4. Een stad die blijkbaar in de Vlakte van Jizreël tussen de steden Sunem en Jizreël lag. In de veldslag tussen de Filistijnen en de Israëlieten, waarin koning Saul de dood vond, hadden de Filistijnen zich aanvankelijk te Sunem opgesteld, terwijl de Israëlieten positie hadden gekozen op de berg Gilboa (1Sa 28:4). Het verslag geeft vervolgens te kennen dat de Filistijnen naar Afek oprukten, terwijl Israël afdaalde naar de bron bij Jizreël. Te Afek inspecteerden de asvorsten van de Filistijnen nu hun op de been gebrachte troepen en ontdekten toen dat David en zijn mannen in de achterhoede met Achis meetrokken. Davids manschappen kregen bevel de volgende ochtend de plaats te verlaten, en daarna trokken de Filistijnen op naar het slagveld te Jizreël (1Sa 29:1-11). Van daar uit dreven zij de verslagen Israëlieten weer de berg Gilboa op, waar de slachting werd voltooid en Saul en zijn drie zonen stierven. — 1Sa 31:1-8.
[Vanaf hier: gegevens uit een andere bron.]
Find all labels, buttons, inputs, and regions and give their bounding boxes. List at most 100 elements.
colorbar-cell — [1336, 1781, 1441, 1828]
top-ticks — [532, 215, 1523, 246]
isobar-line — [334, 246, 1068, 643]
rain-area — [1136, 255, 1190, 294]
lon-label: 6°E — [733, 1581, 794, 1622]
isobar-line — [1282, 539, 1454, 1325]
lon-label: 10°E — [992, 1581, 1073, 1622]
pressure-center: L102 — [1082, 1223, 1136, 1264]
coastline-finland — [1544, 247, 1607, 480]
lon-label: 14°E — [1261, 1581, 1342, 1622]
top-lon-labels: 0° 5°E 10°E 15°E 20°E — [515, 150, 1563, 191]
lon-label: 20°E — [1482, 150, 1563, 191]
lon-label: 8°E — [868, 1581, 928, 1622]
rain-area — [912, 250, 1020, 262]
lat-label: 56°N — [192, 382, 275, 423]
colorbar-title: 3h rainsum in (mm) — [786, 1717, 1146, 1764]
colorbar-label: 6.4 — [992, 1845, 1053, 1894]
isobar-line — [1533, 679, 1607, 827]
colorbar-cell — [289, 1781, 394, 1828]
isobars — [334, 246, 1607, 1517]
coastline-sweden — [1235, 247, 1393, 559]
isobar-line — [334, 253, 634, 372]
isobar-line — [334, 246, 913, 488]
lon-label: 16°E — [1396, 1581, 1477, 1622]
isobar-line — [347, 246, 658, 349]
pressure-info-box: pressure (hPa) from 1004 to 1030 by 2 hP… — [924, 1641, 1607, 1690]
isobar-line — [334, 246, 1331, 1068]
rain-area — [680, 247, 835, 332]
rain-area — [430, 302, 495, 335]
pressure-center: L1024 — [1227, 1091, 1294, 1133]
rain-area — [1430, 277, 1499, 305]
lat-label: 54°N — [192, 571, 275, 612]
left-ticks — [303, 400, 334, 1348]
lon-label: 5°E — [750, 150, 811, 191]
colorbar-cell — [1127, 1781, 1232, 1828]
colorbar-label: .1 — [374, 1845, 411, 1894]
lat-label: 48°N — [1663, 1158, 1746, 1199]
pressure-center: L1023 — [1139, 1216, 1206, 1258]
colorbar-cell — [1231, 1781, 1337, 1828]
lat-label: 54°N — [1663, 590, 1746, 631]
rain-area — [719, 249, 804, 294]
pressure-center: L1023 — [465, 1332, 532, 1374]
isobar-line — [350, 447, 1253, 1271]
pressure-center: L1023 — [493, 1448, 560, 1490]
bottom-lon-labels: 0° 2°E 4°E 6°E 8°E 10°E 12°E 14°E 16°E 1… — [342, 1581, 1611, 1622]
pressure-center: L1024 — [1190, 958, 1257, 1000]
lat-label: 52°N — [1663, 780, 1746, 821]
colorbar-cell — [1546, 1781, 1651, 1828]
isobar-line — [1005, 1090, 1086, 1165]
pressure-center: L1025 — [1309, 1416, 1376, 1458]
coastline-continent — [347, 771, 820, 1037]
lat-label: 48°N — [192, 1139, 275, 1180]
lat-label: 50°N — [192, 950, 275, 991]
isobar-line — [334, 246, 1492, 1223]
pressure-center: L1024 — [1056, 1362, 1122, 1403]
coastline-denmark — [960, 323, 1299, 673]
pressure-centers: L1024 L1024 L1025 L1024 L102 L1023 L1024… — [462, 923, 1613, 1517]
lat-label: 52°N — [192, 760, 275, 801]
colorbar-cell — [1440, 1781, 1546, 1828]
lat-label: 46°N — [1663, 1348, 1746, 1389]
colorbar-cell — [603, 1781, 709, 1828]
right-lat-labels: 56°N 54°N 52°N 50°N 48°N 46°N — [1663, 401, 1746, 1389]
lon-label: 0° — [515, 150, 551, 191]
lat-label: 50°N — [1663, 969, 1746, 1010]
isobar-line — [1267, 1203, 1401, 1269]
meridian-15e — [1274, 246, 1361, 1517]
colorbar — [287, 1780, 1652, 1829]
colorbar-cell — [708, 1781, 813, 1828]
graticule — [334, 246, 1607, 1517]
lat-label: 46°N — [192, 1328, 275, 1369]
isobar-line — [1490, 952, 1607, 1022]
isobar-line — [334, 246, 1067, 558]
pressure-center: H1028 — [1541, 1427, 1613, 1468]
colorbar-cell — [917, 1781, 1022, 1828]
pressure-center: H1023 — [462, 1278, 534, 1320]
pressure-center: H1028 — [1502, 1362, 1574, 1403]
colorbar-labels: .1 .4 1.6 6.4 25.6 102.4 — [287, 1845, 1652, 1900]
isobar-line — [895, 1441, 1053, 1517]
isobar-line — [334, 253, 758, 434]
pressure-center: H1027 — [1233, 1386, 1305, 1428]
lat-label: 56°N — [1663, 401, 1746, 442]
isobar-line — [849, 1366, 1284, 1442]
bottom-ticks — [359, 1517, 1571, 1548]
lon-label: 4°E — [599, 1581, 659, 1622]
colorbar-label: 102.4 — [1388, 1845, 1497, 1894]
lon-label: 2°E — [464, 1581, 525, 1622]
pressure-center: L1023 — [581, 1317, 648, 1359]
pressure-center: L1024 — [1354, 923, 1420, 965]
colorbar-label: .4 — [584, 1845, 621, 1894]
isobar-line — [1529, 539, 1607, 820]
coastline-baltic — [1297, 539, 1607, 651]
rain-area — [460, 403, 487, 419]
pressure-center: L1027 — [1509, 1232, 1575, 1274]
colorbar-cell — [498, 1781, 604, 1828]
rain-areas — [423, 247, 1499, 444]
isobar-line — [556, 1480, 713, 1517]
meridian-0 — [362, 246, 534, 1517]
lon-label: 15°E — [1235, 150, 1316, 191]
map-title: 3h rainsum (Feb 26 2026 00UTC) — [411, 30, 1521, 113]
Sommige geleerden zijn van mening dat de gebeurtenissen die tot deze veldslag leidden, niet in chronologische volgorde geschreven zijn en identificeren daarom dit Afek met dat in de Vlakte van Saron. (Zie AFEK nr. 3.) Yohanan Aharoni is een voorstander van deze zienswijze en zegt: „Het relaas van deze oorlog is door de inlassing van het verhaal over David tot op zekere hoogte ingekort. Maar in grote trekken is het nog steeds te volgen. De Filistijnse heersers verzamelden hun troepen te Afek aan de bronnen van de Yarkon (1 Sam. 29.1) voordat zij naar Jizreël optrokken (vs. 11). Sauls troepen ’waren gelegerd bij de bron die te Jizreël is’ (vs. 1); op de vooravond van de veldslag stelden zij zich op de berg Gilboa op. De Filistijnen sloegen hun kamp tegenover hen te Sunem op (1 Sam. 28.4). De strijd eindigde in een Filistijnse overwinning, terwijl Saul en zijn drie zonen tijdens de aftocht op de Gilboa vielen.” — The Land of the Bible, vertaald en geredigeerd door A. Rainey, 1979, blz. 290, 291.
5. Een stad die in 1 Koningen 20:26 wordt genoemd als de plaats waar de Syrische Ben-Hadad II werd verslagen. De terugtrekkende Syriërs vluchtten naar de stad, waar echter de stadsmuur op 27.000 van hen kwam te vallen (1Kon 20:29, 30). Ook schijnt het de plaats te zijn die profetisch door de stervende profeet Elisa aan koning Joas werd aangewezen als het punt waar de Syriërs in de toekomst door toedoen van de Israëlieten nederlagen zouden lijden (2Kon 13:17-19, 25). Sommige geleerden plaatsen het in deze teksten genoemde Afek ongeveer 5 km ten O van de Zee van Galilea, waar het huidige dorp Afiq of Fiq ligt. Er zijn op die plek tot dusver echter geen overblijfselen gevonden uit oudere tijden dan de 4de eeuw v.G.T. Maar bij het naburige ʽEn Gev aan de oever van de Zee van Galilea zijn de overblijfselen van een grote versterkte stad uit de 10de tot 8ste eeuw v.G.T. ontdekt.